Important Information and Where to Find It

 

This communication is being made in respect of the proposed merger transaction involving Novus and Energy Vault. Novus intends to file a registration statement on Form S-4 with the SEC, which will include a proxy statement/prospectus of Novus, and certain related documents, to be used at the meeting of stockholders to approve the proposed business combination and related matters. Investors and security holders of Novus are urged to read the proxy statement/prospectus, and any amendments thereto and other relevant documents that will be filed with the SEC, carefully and in their entirety when they become available because they will contain important information about Energy Vault, Novus and the business combination.

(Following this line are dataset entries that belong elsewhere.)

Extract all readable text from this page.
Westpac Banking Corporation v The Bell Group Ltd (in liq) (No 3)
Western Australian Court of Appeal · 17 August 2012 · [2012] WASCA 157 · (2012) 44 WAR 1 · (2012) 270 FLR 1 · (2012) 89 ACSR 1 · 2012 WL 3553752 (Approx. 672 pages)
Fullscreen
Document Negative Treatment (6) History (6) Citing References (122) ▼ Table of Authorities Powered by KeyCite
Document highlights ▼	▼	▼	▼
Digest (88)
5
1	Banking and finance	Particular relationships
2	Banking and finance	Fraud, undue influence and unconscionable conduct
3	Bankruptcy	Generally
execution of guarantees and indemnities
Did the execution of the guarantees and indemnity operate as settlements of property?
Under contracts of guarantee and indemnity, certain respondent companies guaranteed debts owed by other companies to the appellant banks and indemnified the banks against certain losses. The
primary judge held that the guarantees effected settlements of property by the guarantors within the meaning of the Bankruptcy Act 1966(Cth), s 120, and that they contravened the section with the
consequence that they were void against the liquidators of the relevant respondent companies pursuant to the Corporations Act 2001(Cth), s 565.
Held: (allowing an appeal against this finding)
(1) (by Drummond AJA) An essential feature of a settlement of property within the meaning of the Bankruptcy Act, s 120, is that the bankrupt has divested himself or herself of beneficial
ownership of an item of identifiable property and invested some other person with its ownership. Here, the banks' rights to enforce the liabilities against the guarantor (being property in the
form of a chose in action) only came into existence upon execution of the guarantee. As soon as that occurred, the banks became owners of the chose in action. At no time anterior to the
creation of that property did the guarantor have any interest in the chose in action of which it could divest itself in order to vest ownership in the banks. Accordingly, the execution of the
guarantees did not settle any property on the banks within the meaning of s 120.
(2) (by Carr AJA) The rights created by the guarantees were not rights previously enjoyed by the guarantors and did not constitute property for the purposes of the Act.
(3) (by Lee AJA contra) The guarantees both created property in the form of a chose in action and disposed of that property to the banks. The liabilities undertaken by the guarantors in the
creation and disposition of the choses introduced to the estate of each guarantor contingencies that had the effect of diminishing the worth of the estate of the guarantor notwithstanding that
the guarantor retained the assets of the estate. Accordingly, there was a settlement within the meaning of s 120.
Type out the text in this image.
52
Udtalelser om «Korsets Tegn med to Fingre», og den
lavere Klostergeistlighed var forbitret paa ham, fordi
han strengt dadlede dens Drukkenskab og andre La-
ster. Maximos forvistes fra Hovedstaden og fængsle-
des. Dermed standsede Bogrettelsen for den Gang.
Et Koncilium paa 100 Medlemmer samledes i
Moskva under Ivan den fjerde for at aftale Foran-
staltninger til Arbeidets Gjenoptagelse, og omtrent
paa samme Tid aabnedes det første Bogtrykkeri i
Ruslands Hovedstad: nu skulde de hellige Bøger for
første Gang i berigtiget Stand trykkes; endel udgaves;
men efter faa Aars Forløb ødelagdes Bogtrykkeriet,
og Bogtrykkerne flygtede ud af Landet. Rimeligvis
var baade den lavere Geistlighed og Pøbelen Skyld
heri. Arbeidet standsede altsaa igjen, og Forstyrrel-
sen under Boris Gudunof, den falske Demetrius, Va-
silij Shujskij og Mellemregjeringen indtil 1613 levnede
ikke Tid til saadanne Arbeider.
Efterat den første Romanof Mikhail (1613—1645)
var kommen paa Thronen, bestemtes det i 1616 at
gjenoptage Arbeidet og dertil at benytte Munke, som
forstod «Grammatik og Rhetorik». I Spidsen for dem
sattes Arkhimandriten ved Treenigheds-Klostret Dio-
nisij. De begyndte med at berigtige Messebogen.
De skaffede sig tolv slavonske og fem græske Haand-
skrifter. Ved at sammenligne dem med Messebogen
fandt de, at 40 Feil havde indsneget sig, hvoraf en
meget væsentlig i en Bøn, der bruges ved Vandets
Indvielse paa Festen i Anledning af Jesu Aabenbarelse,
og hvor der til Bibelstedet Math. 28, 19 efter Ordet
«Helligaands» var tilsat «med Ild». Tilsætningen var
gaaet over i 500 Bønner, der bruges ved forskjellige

The definitive proxy statement will be mailed to stockholders of Novus as of a record date to be established for voting on the proposed business combination. Investors and security holders will also be able to obtain copies of the registration statement and other documents containing important information about each of the companies once such documents are filed with the SEC, without charge, at the SEC’s web site at www.sec.gov. The information contained on, or that may be accessed through, the websites referenced in this communication is not incorporated by reference into, and is not a part of, this communication.

 

Participants in the Solicitation

 

Novus and its directors and executive officers may be considered participants in the solicitation of proxies with respect to the Proposed Transactions. Energy Vault and its executive officers and directors may also be deemed participants in such solicitation. Information about the directors and executive officers of Novus is set forth in its annual Report on Form 10-K for the fiscal year ended December 31, 2020. Additional information regarding the participants in the proxy solicitation and a description of their direct and indirect interests, by security holdings or otherwise, will be included in the Proxy Statement and other relevant materials to be filed with the SEC regarding the Proposed Transactions when they become available. Novus stockholders and other interested persons should read the Proxy Statement carefully when it becomes available before making any voting decisions. When available, these documents can be obtained free of charge from the sources indicated above.